According to her sister, Lilli was passionate about sports from a very young age. Soon after arriving in the city, she joined the Berlin sports club (BSC). It had recently opened a ladies’ section and was one of the most renowned sporting associations in Germany. This marked the beginning of the young sportswoman’s unparalleled career, which took her to the very top of her profession and made her a leading figure in German women’s sport. As early as 1921 the Berlin sports club awarded her its highest distinction, the “golden eagle”, the club’s emblem. She was the first woman to be honoured in this way. Lilli Henoch was an extraordinarily successful member of the club: Between 1922 and 1926, she won the German championship title ten times in the disciplines shot-put, discus, long jump and the BSC’s 4 x 100 metres relay. She set four world records and also excelled in the team sports hockey and handball. Alongside her sporting activities, she assumed an increasing number of voluntary tasks for the BSC. In January 1933, shortly before the Nazis’ came to power, she was elected chairperson of the entire ladies’ track and field athletics division. But she did not have much time to enjoy her success: Lilli Henoch was Jewish and therefore debarred from the association, despite all she had done for it, in August the same year.

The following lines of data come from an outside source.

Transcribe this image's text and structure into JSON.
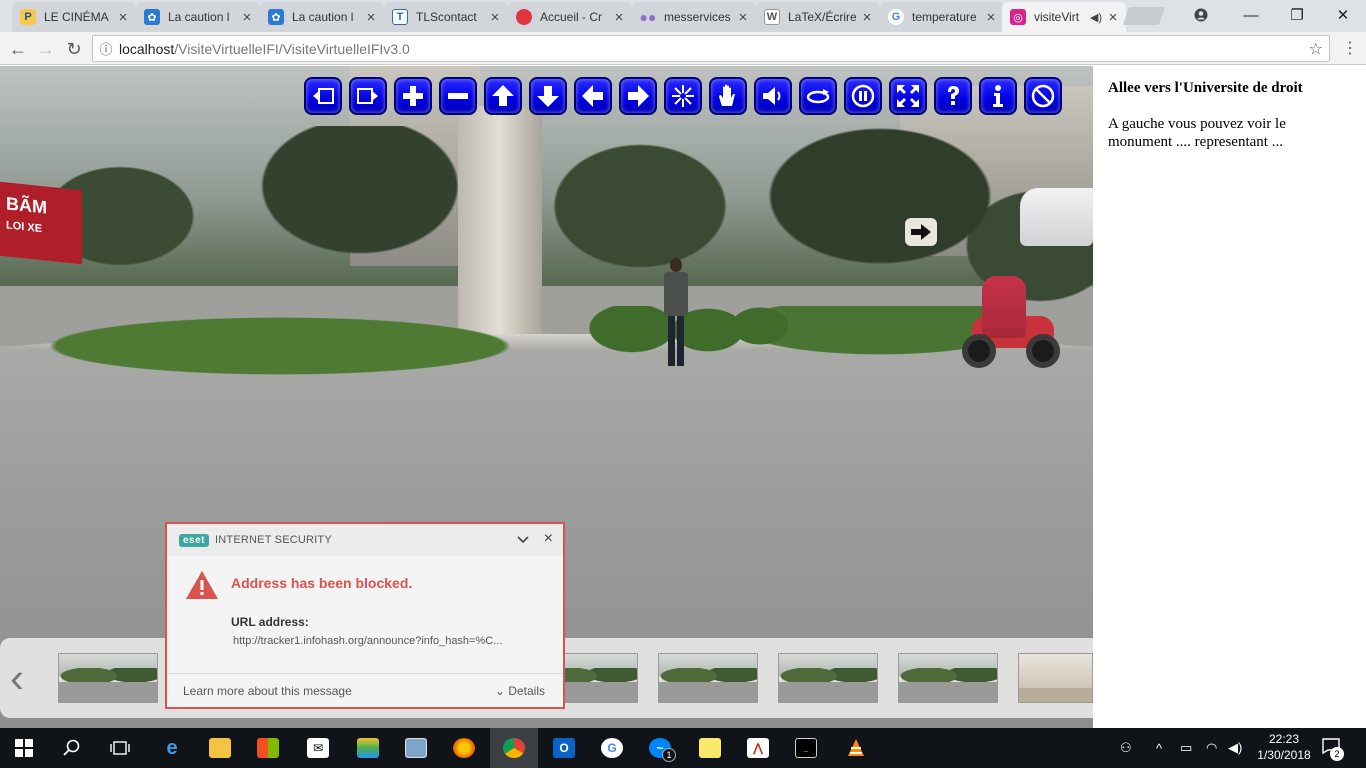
{
  "browser": {
    "tabs": [
      {
        "title": "LE CINÉMA",
        "icon": "p-app-icon",
        "color": "#f7c948"
      },
      {
        "title": "La caution l",
        "icon": "puzzle-icon",
        "color": "#2b7bd4"
      },
      {
        "title": "La caution l",
        "icon": "puzzle-icon",
        "color": "#2b7bd4"
      },
      {
        "title": "TLScontact",
        "icon": "tls-icon",
        "color": "#2a6cb0"
      },
      {
        "title": "Accueil - Cr",
        "icon": "red-circle-icon",
        "color": "#e0343f"
      },
      {
        "title": "messervices",
        "icon": "dots-icon",
        "color": "#8a6fcf"
      },
      {
        "title": "LaTeX/Écrire",
        "icon": "wiki-icon",
        "color": "#555555"
      },
      {
        "title": "temperature",
        "icon": "google-icon",
        "color": "#4285f4"
      },
      {
        "title": "visiteVirt",
        "icon": "app-pink-icon",
        "color": "#d6248b",
        "active": true
      }
    ],
    "url_host": "localhost",
    "url_path": "/VisiteVirtuelleIFI/VisiteVirtuelleIFIv3.0"
  },
  "viewer": {
    "controls": [
      "prev-view-icon",
      "next-view-icon",
      "zoom-in-icon",
      "zoom-out-icon",
      "arrow-up-icon",
      "arrow-down-icon",
      "arrow-left-icon",
      "arrow-right-icon",
      "autorotate-icon",
      "hand-icon",
      "sound-icon",
      "rotate-icon",
      "pause-icon",
      "fullscreen-icon",
      "help-icon",
      "info-icon",
      "hide-icon"
    ],
    "sign_text": "BÃM",
    "sign_sub": "LOI XE"
  },
  "side_panel": {
    "title": "Allee vers l'Universite de droit",
    "text": "A gauche vous pouvez voir le monument .... representant ..."
  },
  "eset": {
    "logo": "eset",
    "product": "INTERNET SECURITY",
    "title": "Address has been blocked.",
    "url_label": "URL address:",
    "url": "http://tracker1.infohash.org/announce?info_hash=%C...",
    "learn_more": "Learn more about this message",
    "details": "Details"
  },
  "taskbar": {
    "time": "22:23",
    "date": "1/30/2018",
    "notifications": "2",
    "messenger_badge": "1"
  }
}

In order to stay in sports, she joined the Jewish gymnastics and sports club “1905”. Here she built up a handball team which became one of the best in the Jewish sports world under her direction. She received offers to work as a trainer in the United States and the Netherlands but turned them down.

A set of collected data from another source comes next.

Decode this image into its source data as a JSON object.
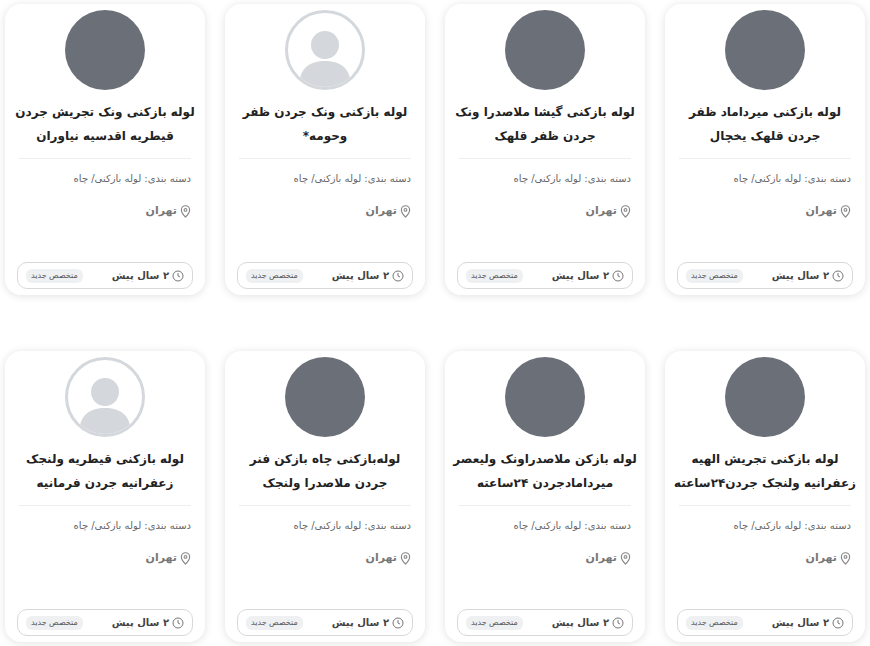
{
  "cards": [
    {
      "title": "لوله بازکنی میرداماد ظفر جردن قلهک یخچال",
      "kind": "photo",
      "category": "دسته بندی: لوله بازکنی/ چاه",
      "location": "تهران",
      "time": "۲ سال پیش",
      "badge": "متخصص جدید"
    },
    {
      "title": "لوله بازکنی گیشا ملاصدرا ونک جردن ظفر قلهک",
      "kind": "photo",
      "category": "دسته بندی: لوله بازکنی/ چاه",
      "location": "تهران",
      "time": "۲ سال پیش",
      "badge": "متخصص جدید"
    },
    {
      "title": "لوله بازکنی ونک جردن ظفر وحومه*",
      "kind": "placeholder",
      "category": "دسته بندی: لوله بازکنی/ چاه",
      "location": "تهران",
      "time": "۲ سال پیش",
      "badge": "متخصص جدید"
    },
    {
      "title": "لوله بازکنی ونک تجریش جردن قیطریه اقدسیه نیاوران",
      "kind": "photo",
      "category": "دسته بندی: لوله بازکنی/ چاه",
      "location": "تهران",
      "time": "۲ سال پیش",
      "badge": "متخصص جدید"
    },
    {
      "title": "لوله بازکنی تجریش الهیه زعفرانیه ولنجک جردن۲۴ساعته",
      "kind": "photo",
      "category": "دسته بندی: لوله بازکنی/ چاه",
      "location": "تهران",
      "time": "۲ سال پیش",
      "badge": "متخصص جدید"
    },
    {
      "title": "لوله بازکن ملاصدراونک ولیعصر میردامادجردن ۲۴ساعته",
      "kind": "photo",
      "category": "دسته بندی: لوله بازکنی/ چاه",
      "location": "تهران",
      "time": "۲ سال پیش",
      "badge": "متخصص جدید"
    },
    {
      "title": "لوله‌بازکنی چاه بازکن فنر جردن ملاصدرا ولنجک",
      "kind": "photo",
      "category": "دسته بندی: لوله بازکنی/ چاه",
      "location": "تهران",
      "time": "۲ سال پیش",
      "badge": "متخصص جدید"
    },
    {
      "title": "لوله بازکنی قیطریه ولنجک زعفرانیه جردن فرمانیه",
      "kind": "placeholder",
      "category": "دسته بندی: لوله بازکنی/ چاه",
      "location": "تهران",
      "time": "۲ سال پیش",
      "badge": "متخصص جدید"
    }
  ]
}
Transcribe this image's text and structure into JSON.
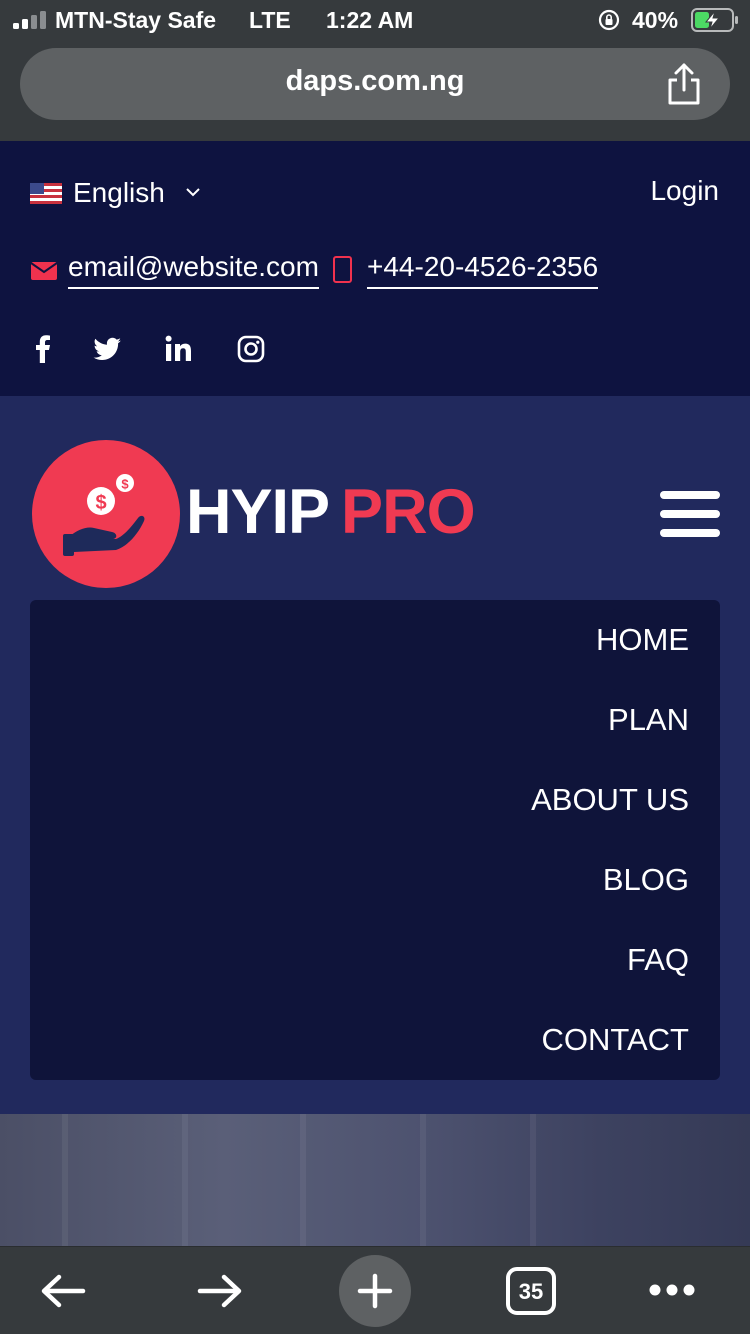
{
  "status_bar": {
    "carrier": "MTN-Stay Safe",
    "network": "LTE",
    "time": "1:22 AM",
    "battery_percent": "40%",
    "battery_level": 0.4
  },
  "browser": {
    "url": "daps.com.ng",
    "open_tabs": "35"
  },
  "topbar": {
    "language": "English",
    "login_label": "Login",
    "email": "email@website.com",
    "phone": "+44-20-4526-2356",
    "social": [
      "facebook-icon",
      "twitter-icon",
      "linkedin-icon",
      "instagram-icon"
    ]
  },
  "brand": {
    "name_part1": "HYIP",
    "name_part2": "PRO",
    "accent_color": "#f03a52",
    "header_bg": "#21295d",
    "topbar_bg": "#0e1340",
    "menu_bg": "#0f143a"
  },
  "menu": {
    "items": [
      {
        "label": "HOME"
      },
      {
        "label": "PLAN"
      },
      {
        "label": "ABOUT US"
      },
      {
        "label": "BLOG"
      },
      {
        "label": "FAQ"
      },
      {
        "label": "CONTACT"
      }
    ]
  }
}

From 1933 she worked as a gymnastics teacher at the Jewish primary school in Ryke Strasse (Prenzlauer Berg). She was one of the few qualified gymnastics teachers at that time and for a long period the only professional specialist at the school. Initially she taught both boys and girls. But as ever more Jewish children were barred from state schools, the number of pupils at the Ryke Strasse school grew and an additional sports teacher was employed to instruct the boys.

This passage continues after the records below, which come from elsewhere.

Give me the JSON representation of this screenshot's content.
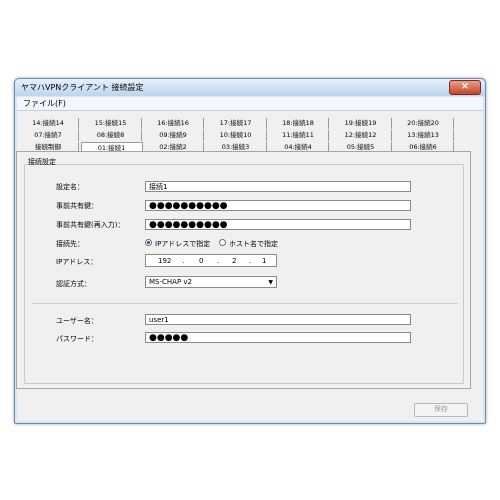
{
  "window": {
    "title": "ヤマハVPNクライアント 接続設定",
    "close_glyph": "×"
  },
  "menu": {
    "file": "ファイル(F)"
  },
  "tabs": {
    "row1": [
      "14:接続14",
      "15:接続15",
      "16:接続16",
      "17:接続17",
      "18:接続18",
      "19:接続19",
      "20:接続20"
    ],
    "row2": [
      "07:接続7",
      "08:接続8",
      "09:接続9",
      "10:接続10",
      "11:接続11",
      "12:接続12",
      "13:接続13"
    ],
    "row3": [
      "接続制御",
      "01:接続1",
      "02:接続2",
      "03:接続3",
      "04:接続4",
      "05:接続5",
      "06:接続6"
    ]
  },
  "group": {
    "label": "接続設定"
  },
  "form": {
    "setting_name_label": "設定名：",
    "setting_name_value": "接続1",
    "psk_label": "事前共有鍵：",
    "psk_value": "●●●●●●●●●●",
    "psk_confirm_label": "事前共有鍵(再入力)：",
    "psk_confirm_value": "●●●●●●●●●●",
    "destination_label": "接続先：",
    "radio_ip_label": "IPアドレスで指定",
    "radio_host_label": "ホスト名で指定",
    "ip_label": "IPアドレス：",
    "ip": [
      "192",
      "0",
      "2",
      "1"
    ],
    "auth_label": "認証方式：",
    "auth_value": "MS-CHAP v2",
    "username_label": "ユーザー名：",
    "username_value": "user1",
    "password_label": "パスワード：",
    "password_value": "●●●●●"
  },
  "footer": {
    "save_label": "保存"
  }
}
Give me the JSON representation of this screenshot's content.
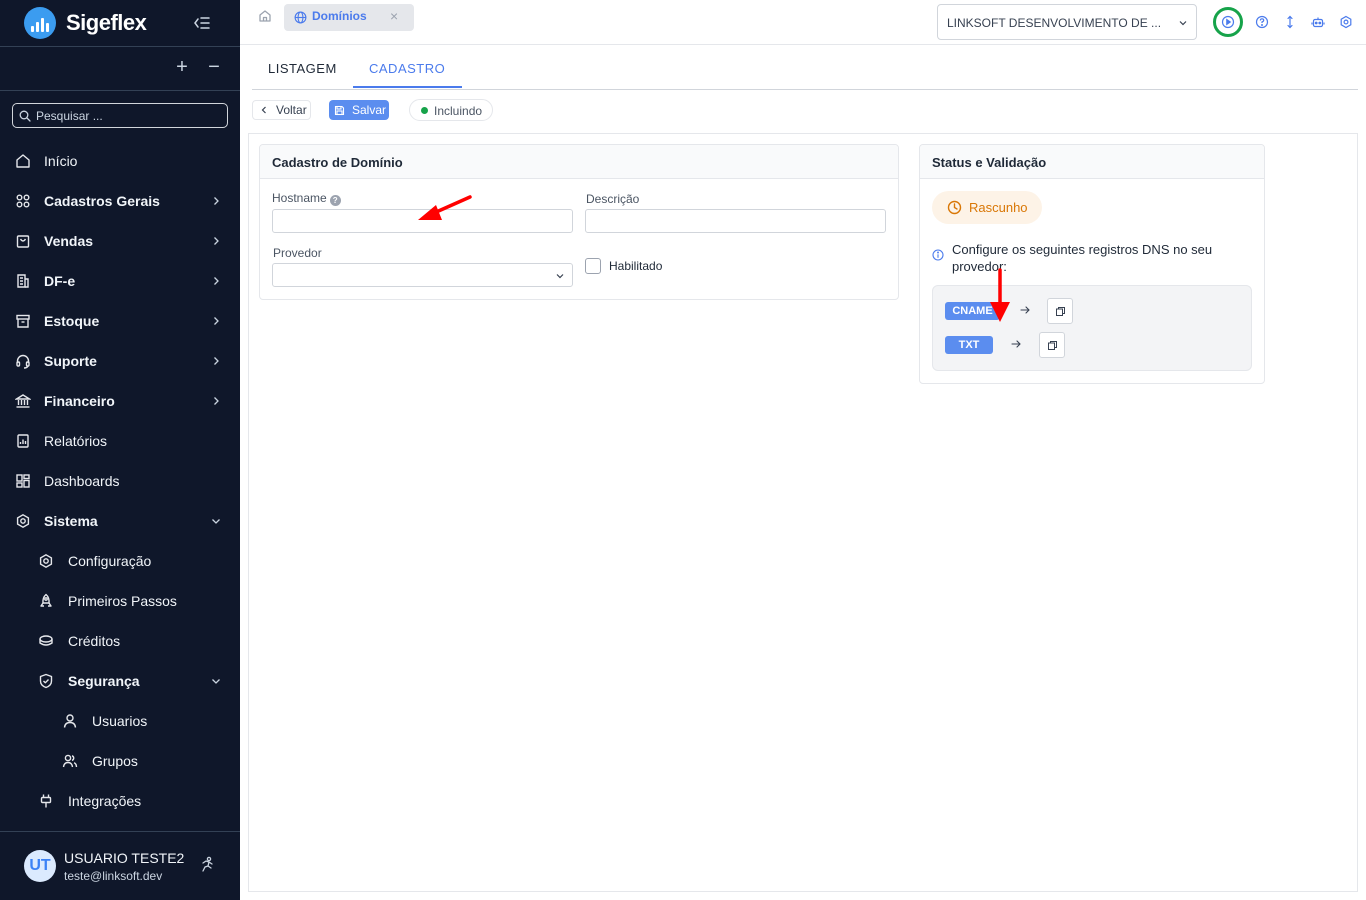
{
  "brand": {
    "name": "Sigeflex"
  },
  "search": {
    "placeholder": "Pesquisar ..."
  },
  "menu": [
    {
      "label": "Início",
      "icon": "home-icon"
    },
    {
      "label": "Cadastros Gerais",
      "icon": "grid-icon"
    },
    {
      "label": "Vendas",
      "icon": "shopping-bag-icon"
    },
    {
      "label": "DF-e",
      "icon": "document-icon"
    },
    {
      "label": "Estoque",
      "icon": "archive-box-icon"
    },
    {
      "label": "Suporte",
      "icon": "headset-icon"
    },
    {
      "label": "Financeiro",
      "icon": "bank-icon"
    },
    {
      "label": "Relatórios",
      "icon": "report-icon"
    },
    {
      "label": "Dashboards",
      "icon": "dashboard-icon"
    },
    {
      "label": "Sistema",
      "icon": "gear-icon"
    },
    {
      "label": "Configuração",
      "icon": "gear-icon"
    },
    {
      "label": "Primeiros Passos",
      "icon": "rocket-icon"
    },
    {
      "label": "Créditos",
      "icon": "coins-icon"
    },
    {
      "label": "Segurança",
      "icon": "shield-icon"
    },
    {
      "label": "Usuarios",
      "icon": "user-icon"
    },
    {
      "label": "Grupos",
      "icon": "users-icon"
    },
    {
      "label": "Integrações",
      "icon": "plug-icon"
    }
  ],
  "user": {
    "initials": "UT",
    "name": "USUARIO TESTE2",
    "email": "teste@linksoft.dev"
  },
  "topbar": {
    "open_tab": "Domínios",
    "company": "LINKSOFT DESENVOLVIMENTO DE ..."
  },
  "view_tabs": [
    "LISTAGEM",
    "CADASTRO"
  ],
  "toolbar": {
    "back_label": "Voltar",
    "save_label": "Salvar",
    "status_label": "Incluindo"
  },
  "form": {
    "title": "Cadastro de Domínio",
    "hostname_label": "Hostname",
    "hostname_value": "",
    "descricao_label": "Descrição",
    "descricao_value": "",
    "provedor_label": "Provedor",
    "provedor_value": "",
    "habilitado_label": "Habilitado"
  },
  "status_card": {
    "title": "Status e Validação",
    "badge": "Rascunho",
    "info": "Configure os seguintes registros DNS no seu provedor:",
    "records": [
      {
        "type": "CNAME"
      },
      {
        "type": "TXT"
      }
    ]
  },
  "colors": {
    "sidebar_bg": "#0f172a",
    "accent": "#4b7bec",
    "primary_button": "#5b8def",
    "success": "#16a34a",
    "draft": "#d97706",
    "annotation_arrow": "#ff0000"
  }
}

Once a year, a national sports festival was held on the Jewish Community’s sports ground in Grunewald, which was very popular with children and parents alike. With her excellent qualifications and long-term experience, Lilli Henoch played a leading role in its preparation and organisation for many years, until 1938. After the November pogrom, the sports ground was confiscated and the Jewish Community was no longer able to use it. Lilli Henoch continued to work as a sports teacher at the school in Ryke Strasse until its closure on 30 June 1942. She subsequently became a harvest worker at the immigrants’ training estate Neuendorf near Fürstenwalde, which by that time had been placed under the control of the SS. She still lived with her mother. From May 1941, they were subtenants of Frau Askenaze in a Jews’ apartment at Kleist Strasse 36. Before moving there, they had been forced to share their apartment in the Bayrisches Viertel area with four Jewish subtenants under the law on tenancies of Jews of 30 April 1939.

In summer 1942, Lilli Henoch and her mother Rose received the order to “evacuate”. In a declaration of assets that Lilli Henoch signed on 26 August 1942, she stated that her last occupation was “harvest worker in Neuendorf”. On 5 September 1942 she and her mother were deported on the 19th “transport to the East” to Riga. The journey in a livestock wagon lasted three days. Lilli Henoch and her mother Rose were murdered on arrival.

Lilli Henoch’s younger brother Max was deported on 19 April 1943 to Auschwitz. He died on 2 April 1945 in Buchenwald concentration camp. Their older sister Suse was the only one of the family to survive the Nazi era. She had emigrated to Romania in time.